Kevin Pietersen's rehabilitation in county cricket seems to be paying off after he made his first hundred in any format for 18 months at Hove today.

Pietersen, who is finishing the season by playing four games in a two-week loan spell at Surrey after he was dropped from England’s one-day squad, made 116 as his side tied their Clydesdale Bank 40 game with Sussex Sharks in front of a crowd of around 5,000.

It was Pietersen’s first domestic one-day hundred for seven years and he never looked in any trouble even though the Sussex attack contained three players with Test experience.

He came in to face the fifth ball of the innings after Surrey skipper Rory Hamilton-Brown had holed out to deep square leg after hitting the first three balls from James Kirtley for four.

Pietersen shared a second-wicket stand of 105 in 17 overs with Jason Roy although it was the youngster who played more aggressively with a one-day best 60 off 49 balls (7 fours, 1 six) until he was bowled by Monty Panesar.

Apart from those two no one in the Surrey side scored more than 18 and Pietersen had to watch a succession of wickets fall at the other end, one of which was his responsibility.

In the 20th over he took a very risky single after pushing the ball into the off side and Gary Wilson was left well short of his ground as Joe Gatting ran in from cover and broke the stumps. Stewart Walters was also run out for a duck although Pietersen could not be blamed on that occasion as he rightly turned down his partner’s call for a single and Walters was again beaten by Gatting’s sharp reflexes.

Pietersen took 55 balls for his first 50 runs but just 46 for the next 50 and although he played well within himself there were moments when the confidence and class which seemed to have deserted him this summer returned.

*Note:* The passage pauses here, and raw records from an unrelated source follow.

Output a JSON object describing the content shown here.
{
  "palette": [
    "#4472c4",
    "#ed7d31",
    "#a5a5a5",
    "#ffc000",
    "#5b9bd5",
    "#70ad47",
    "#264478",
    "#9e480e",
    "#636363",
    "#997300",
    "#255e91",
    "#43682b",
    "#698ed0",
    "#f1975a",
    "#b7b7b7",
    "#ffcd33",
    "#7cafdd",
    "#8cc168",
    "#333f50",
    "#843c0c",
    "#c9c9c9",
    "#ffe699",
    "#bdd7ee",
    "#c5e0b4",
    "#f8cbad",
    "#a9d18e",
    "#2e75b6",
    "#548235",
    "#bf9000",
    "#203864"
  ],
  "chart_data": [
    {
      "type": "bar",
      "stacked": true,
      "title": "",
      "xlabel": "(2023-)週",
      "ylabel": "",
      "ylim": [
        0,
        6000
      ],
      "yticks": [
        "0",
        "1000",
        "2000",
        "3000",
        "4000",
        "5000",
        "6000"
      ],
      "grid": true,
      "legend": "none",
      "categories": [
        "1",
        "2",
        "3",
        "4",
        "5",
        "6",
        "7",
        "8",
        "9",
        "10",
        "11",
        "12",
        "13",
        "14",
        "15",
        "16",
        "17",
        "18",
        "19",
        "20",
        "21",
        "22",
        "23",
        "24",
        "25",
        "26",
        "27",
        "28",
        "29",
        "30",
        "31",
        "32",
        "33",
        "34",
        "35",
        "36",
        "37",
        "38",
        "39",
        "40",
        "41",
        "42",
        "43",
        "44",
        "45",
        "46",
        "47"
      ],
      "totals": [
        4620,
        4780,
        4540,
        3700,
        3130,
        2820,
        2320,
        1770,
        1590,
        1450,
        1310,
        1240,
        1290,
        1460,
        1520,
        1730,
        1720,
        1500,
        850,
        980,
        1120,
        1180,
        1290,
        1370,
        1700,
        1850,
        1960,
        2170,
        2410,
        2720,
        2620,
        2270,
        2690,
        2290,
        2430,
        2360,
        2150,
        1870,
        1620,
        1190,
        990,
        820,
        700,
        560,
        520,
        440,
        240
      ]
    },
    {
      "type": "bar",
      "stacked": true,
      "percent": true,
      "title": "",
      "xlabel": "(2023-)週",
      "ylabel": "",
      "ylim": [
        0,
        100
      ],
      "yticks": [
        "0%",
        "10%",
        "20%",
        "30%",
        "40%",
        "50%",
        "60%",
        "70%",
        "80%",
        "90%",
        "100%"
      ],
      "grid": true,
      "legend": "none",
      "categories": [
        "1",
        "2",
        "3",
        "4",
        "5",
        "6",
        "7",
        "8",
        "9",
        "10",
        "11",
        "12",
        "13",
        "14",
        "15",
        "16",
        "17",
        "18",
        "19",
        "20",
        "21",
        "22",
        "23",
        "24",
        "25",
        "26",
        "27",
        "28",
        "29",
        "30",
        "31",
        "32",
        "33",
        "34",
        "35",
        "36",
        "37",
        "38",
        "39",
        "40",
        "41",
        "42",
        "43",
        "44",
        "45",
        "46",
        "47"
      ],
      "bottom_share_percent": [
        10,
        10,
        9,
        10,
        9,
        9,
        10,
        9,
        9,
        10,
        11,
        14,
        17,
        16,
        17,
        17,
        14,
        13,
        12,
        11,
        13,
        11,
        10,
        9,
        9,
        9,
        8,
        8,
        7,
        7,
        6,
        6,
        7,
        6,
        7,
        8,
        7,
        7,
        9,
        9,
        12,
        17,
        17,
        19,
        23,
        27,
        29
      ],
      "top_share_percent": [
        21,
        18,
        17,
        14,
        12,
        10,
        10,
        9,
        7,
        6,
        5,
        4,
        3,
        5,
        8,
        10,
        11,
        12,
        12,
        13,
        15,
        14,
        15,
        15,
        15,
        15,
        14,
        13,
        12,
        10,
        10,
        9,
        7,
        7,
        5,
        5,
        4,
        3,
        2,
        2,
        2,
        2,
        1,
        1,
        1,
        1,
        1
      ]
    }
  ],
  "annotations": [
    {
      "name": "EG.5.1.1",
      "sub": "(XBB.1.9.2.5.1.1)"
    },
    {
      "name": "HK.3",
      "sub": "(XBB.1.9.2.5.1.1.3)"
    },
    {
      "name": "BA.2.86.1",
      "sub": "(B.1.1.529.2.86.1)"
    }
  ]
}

He struck eight fours and six sixes, four of them off off-spinner Ollie Rayner, and after reaching his hundred with a single in the 37th over he twice cleared the rope in the next over off successive Kirtley deliveries, the first crunched with brutal power through extra cover followed by a straight hit down the ground.

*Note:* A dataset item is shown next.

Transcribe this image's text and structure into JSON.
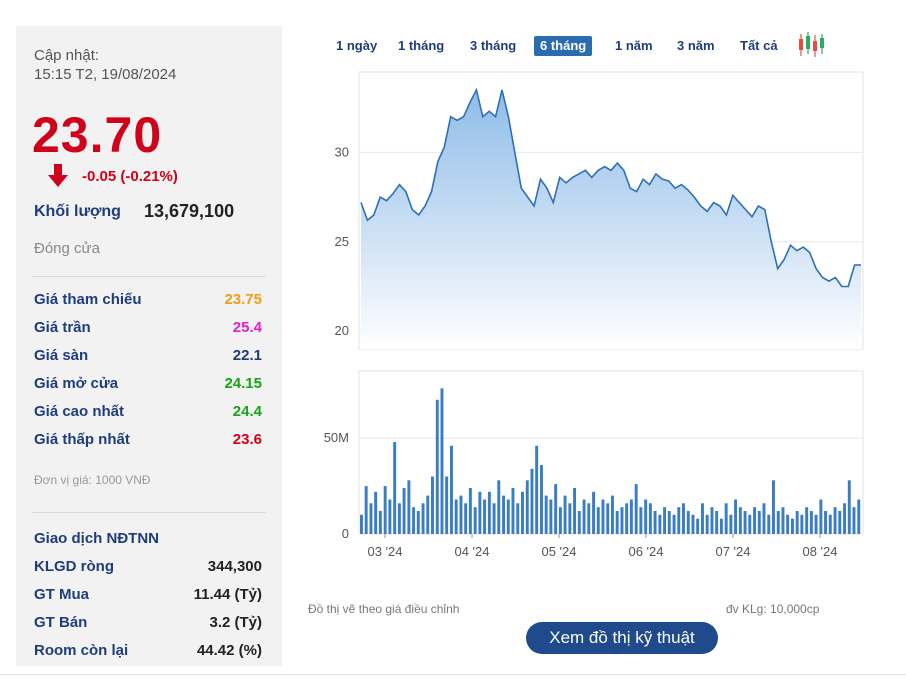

But Kirtley, playing his final game before retiring after 16 years with Sussex, had his revenge when he yorked Pietersen with the next ball, his 116 coming from 105 balls.

Kirtley finished with 3-61 as Surrey were dismissed for 240.

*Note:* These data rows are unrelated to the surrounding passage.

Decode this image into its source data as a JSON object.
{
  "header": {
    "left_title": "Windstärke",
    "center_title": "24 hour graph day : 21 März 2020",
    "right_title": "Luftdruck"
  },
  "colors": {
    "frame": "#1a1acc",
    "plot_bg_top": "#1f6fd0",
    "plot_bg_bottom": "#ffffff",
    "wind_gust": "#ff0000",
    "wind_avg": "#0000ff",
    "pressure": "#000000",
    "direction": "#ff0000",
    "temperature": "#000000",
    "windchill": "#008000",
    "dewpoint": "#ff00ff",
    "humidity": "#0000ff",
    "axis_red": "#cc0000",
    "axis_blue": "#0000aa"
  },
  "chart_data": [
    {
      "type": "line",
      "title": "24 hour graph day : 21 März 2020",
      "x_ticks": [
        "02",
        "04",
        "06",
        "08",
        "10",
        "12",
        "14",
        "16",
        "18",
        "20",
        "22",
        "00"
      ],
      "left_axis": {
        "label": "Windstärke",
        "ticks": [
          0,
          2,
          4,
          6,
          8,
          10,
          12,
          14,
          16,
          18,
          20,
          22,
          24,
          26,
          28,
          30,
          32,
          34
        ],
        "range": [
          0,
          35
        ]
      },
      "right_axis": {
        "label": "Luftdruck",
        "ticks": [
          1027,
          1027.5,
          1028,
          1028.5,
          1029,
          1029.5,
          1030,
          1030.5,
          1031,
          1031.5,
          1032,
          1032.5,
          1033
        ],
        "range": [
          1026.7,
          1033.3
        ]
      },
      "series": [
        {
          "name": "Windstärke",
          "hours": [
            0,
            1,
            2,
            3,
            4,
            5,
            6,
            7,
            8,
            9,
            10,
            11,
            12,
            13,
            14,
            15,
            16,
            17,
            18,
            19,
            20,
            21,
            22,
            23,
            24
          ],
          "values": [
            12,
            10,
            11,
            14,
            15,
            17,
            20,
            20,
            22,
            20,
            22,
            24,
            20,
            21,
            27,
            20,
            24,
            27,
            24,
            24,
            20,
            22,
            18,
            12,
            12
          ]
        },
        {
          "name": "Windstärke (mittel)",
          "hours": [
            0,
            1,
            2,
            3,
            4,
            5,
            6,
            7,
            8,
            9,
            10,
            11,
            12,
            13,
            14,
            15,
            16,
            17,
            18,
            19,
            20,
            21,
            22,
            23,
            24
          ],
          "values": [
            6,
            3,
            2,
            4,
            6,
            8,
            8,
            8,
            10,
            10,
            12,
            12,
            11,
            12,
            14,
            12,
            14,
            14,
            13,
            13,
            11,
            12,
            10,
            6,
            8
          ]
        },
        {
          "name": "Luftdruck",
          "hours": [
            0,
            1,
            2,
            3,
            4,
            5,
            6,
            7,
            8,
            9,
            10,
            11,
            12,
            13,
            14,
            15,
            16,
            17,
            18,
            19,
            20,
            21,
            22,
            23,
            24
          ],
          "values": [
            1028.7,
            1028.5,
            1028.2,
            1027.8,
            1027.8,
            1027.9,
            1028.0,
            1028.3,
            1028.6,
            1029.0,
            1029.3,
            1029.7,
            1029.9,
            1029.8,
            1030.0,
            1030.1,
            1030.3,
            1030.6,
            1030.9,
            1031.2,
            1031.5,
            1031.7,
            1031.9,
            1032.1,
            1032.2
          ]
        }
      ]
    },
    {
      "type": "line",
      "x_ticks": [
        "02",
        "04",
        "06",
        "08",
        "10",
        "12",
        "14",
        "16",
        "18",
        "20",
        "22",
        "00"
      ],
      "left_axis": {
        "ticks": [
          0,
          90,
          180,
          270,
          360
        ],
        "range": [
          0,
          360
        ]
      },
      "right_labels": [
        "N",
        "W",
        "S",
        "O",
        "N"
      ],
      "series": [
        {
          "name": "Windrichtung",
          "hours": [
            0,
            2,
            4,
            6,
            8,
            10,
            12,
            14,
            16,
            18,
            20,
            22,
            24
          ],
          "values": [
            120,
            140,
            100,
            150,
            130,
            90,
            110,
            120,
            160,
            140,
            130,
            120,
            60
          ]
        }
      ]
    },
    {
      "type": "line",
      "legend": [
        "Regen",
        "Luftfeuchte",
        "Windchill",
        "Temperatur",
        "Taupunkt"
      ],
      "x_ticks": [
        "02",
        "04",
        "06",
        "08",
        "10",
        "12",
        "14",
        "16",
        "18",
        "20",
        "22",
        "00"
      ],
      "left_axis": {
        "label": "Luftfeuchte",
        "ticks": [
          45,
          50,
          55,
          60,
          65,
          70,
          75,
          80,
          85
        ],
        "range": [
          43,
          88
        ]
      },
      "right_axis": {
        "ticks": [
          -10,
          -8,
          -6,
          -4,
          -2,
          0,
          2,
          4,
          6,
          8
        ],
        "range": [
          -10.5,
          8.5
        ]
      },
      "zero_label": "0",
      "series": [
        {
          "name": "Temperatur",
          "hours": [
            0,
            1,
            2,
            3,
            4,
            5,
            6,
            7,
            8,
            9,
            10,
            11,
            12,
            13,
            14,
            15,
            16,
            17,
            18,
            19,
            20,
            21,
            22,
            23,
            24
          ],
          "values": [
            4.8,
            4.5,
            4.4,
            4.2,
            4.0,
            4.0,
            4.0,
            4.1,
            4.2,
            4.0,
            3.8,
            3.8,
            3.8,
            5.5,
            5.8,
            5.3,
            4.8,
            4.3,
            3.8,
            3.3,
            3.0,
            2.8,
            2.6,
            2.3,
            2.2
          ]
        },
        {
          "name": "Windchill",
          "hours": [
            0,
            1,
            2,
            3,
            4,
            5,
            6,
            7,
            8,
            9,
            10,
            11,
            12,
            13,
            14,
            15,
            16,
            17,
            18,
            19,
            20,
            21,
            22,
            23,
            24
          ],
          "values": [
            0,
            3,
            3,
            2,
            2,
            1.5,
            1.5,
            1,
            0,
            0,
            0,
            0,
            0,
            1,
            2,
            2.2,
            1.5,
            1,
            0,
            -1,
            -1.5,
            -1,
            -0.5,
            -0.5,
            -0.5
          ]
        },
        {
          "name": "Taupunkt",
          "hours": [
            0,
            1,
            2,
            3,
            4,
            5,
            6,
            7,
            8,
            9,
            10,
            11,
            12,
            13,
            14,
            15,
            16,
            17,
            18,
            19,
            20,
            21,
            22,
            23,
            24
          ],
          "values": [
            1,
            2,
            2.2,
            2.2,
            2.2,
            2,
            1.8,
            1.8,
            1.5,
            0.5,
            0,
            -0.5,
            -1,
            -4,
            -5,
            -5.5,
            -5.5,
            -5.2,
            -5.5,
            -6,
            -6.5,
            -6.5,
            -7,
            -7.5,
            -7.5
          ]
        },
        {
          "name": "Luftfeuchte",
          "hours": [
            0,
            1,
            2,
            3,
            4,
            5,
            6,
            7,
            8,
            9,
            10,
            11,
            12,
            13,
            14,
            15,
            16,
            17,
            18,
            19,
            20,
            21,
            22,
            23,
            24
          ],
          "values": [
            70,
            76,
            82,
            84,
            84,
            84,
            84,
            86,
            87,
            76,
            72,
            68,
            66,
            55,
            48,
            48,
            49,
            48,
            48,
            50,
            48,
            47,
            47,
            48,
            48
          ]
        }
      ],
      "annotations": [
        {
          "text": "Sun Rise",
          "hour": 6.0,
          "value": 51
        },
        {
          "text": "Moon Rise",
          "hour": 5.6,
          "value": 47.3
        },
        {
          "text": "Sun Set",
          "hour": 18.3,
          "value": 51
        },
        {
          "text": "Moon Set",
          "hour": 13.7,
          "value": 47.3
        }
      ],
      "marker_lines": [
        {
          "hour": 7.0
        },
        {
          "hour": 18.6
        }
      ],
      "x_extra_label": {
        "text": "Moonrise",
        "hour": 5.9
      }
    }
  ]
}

Matt Prior, like Pietersen surplus to requirements in England’s one-day side, played aggressively until he mis-timed a drive and fell for 19 but acting captain Murray Goodwin and Chris Nash kept Sussex in touch.

Nash made 53 off 46 balls, his fifth half-century in the competition this season, and Goodwin 81 from 76 but it was Rayner who levelled the scores when he hit the last ball of the match from Tim Linley down the ground for four as Sussex finished on 240-8 with Rayner unbeaten on 35.